Estaba ahí parado, con la colita entre sus patas traseras, la mirada baja y no sabiendo muy bien qué hacer con tantas personas rodeándolo. No era de la zona ni tampoco de alguien que estuviera allí, haciendo algún trámite en su compañía. Me acerqué para verlo más de cerca, movida por la curiosidad y por esa cosa que llevo dentro mío desde que tengo uso de razón: los perros me pueden. Pude percibir su miedo, la desorientación y el cansancio, pero por sobre todo pude ver que estaba completamente abandonado.

Era un manojo de pelos despeinados, llenos de tierra, pulgas y garrapatas, que no se dejaba tocar por ninguna persona presente pero tampoco se quería alejar. Instantáneamente, hizo contacto visual con mi niño y conmigo. Ya no hizo falta nada más que responder a sus saltitos despatarrados, demostrando una alegría repentina que se apoderó de su cuerpo flaquito, como si le hubieran dado un shock de adrenalina y hubiera vuelto a la vida de golpe.

Se paró en dos patitas y contento nos obligó a hacerle upa, con un desparpajo y confianza como la de esos amigos que se conocen de toda la vida y vivieron mil aventuras juntos. ¿Podría ser que ya nos conociera de otras vidas, como en esa película “La razón de estar contigo”?. ¿Podría ser que después de tanto andar sin rumbo, por fin nos había encontrado?. Yo que no creo en muchas cosas, pero a la vez en tantas, estaba sintiendo escalofríos y también mariposas en la panza.
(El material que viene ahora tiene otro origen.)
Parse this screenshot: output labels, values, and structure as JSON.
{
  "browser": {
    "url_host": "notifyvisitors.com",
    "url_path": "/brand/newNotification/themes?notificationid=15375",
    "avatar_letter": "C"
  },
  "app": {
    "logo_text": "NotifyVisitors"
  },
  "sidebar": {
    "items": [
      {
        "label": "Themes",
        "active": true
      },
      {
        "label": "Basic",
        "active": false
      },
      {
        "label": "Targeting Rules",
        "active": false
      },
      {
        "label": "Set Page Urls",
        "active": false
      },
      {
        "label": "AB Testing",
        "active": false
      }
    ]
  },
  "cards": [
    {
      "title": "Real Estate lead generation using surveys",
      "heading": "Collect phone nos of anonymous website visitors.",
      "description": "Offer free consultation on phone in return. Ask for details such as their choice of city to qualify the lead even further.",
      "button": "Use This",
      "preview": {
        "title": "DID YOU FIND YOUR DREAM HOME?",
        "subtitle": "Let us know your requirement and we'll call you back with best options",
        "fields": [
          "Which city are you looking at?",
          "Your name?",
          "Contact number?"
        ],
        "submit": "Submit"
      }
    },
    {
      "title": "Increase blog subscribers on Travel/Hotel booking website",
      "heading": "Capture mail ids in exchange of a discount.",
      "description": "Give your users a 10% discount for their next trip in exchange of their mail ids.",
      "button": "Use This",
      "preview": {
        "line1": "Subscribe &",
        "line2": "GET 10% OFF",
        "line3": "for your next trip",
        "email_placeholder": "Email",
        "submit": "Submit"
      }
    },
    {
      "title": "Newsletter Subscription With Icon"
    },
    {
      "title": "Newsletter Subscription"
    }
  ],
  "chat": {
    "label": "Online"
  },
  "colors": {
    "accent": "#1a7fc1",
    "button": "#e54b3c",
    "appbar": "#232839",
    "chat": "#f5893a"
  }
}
Tuve la suerte de tener mi propio “Bailey – Jefazo”, con otro nombre y otra historia, que me acompañó más que mi propia sombra y me quiso incondicionalmente. Después de llorar mares con la película en cuestión, sentí y deseé que me pasara alguna vez lo mismo. Y déjenme decirles: elegí creer que, en ese preciso instante, él nos estaba encontrando otra vez. ¡Qué felicidad! y qué alivio para el peludito, que con total descaro y haciendo uso de su encanto perruno, se acomodó sobre mis pies para dormirse una siestita todo el camino de vuelta a casa. Porque, claro, nos había elegido y no pudimos resistirnos a esa nueva aventura.
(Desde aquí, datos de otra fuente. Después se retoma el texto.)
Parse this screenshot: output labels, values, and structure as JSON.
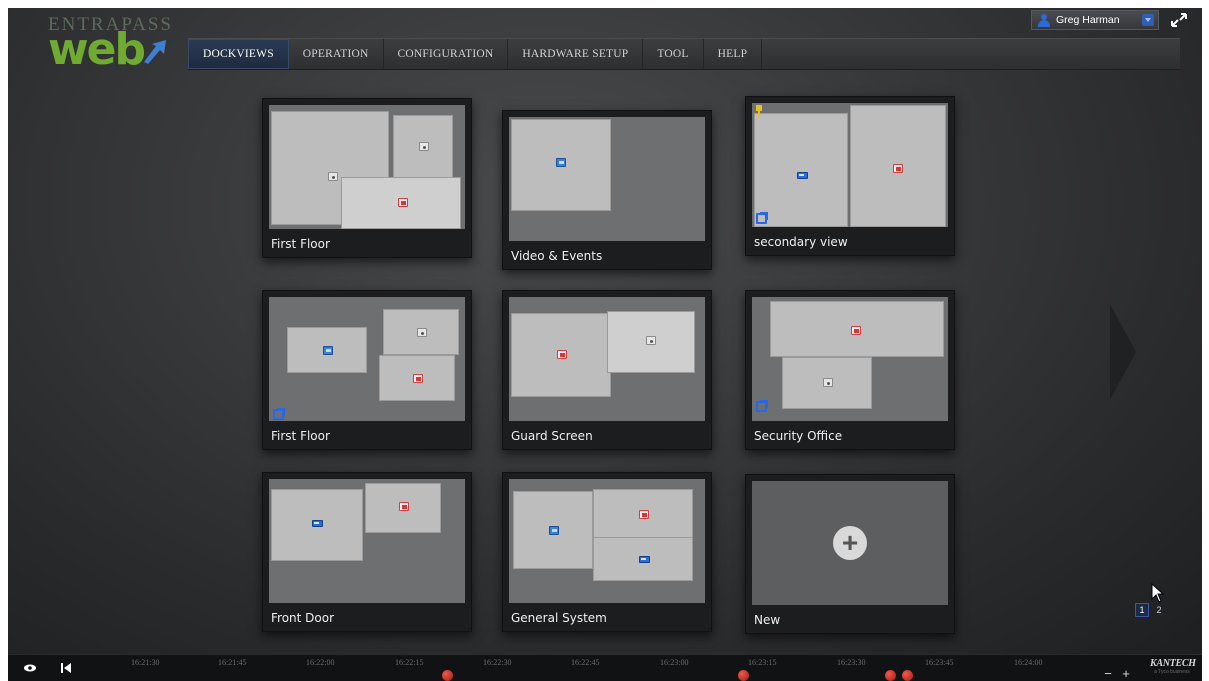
{
  "app": {
    "logo": {
      "top": "ENTRAPASS",
      "main": "web"
    },
    "nav": [
      "DOCKVIEWS",
      "OPERATION",
      "CONFIGURATION",
      "HARDWARE SETUP",
      "TOOL",
      "HELP"
    ],
    "active_nav": "DOCKVIEWS",
    "user": {
      "name": "Greg Harman"
    }
  },
  "dockviews": [
    {
      "label": "First Floor"
    },
    {
      "label": "Video & Events"
    },
    {
      "label": "secondary view"
    },
    {
      "label": "First Floor"
    },
    {
      "label": "Guard Screen"
    },
    {
      "label": "Security Office"
    },
    {
      "label": "Front Door"
    },
    {
      "label": "General System"
    },
    {
      "label": "New"
    }
  ],
  "new_tile": {
    "plus": "+"
  },
  "pager": {
    "pages": [
      "1",
      "2"
    ],
    "current": "1"
  },
  "timeline": {
    "ticks": [
      "16:21:30",
      "16:21:45",
      "16:22:00",
      "16:22:15",
      "16:22:30",
      "16:22:45",
      "16:23:00",
      "16:23:15",
      "16:23:30",
      "16:23:45",
      "16:24:00"
    ],
    "zoom_out": "−",
    "zoom_in": "+",
    "brand": {
      "name": "KANTECH",
      "sub": "a Tyco business"
    }
  }
}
Para él era el primer viaje en auto, seguramente, pero también el último que emprendía buscando amor, comida, un lugar calentito donde dormir, un techo para no mojarse con las lluvias ni morir de calor. Sólo un viaje le bastó para sentirse en paz y dormir profundamente, como si supiera que era donde tenía que estar. Donde podía continuar con su misión en esta vida.
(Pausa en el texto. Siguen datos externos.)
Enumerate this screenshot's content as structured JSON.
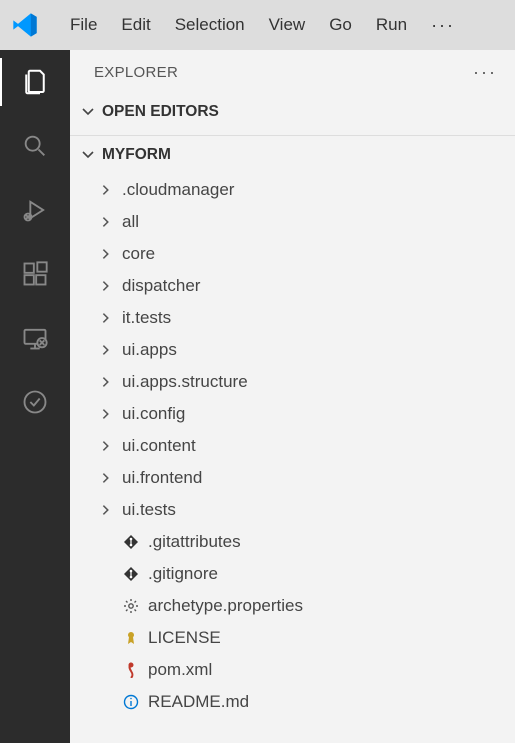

Porque ellos saben bien cuando te ven, que vas a ser su hogar. Saben que no necesitan nada más que besos, abrazos, un plato de comida y un baño calentito para limpiarse no sólo de la suciedad y los bichos, sino de todo ese dolor, indiferencia y malos tratos que les tocó cargar como cicatrices de una guerra cruel: el abandono.

Mi nuevo amigo, compañero de aventuras de mi hijo y guardián de mi alma, supo hacerse querer por toda la manada de nuestro hogar y nos adoptó como su familia. Logró abrir esa puerta por donde pasan todos los peluditos con suerte, a formar parte de nuestras vidas y mejorarlas para siempre.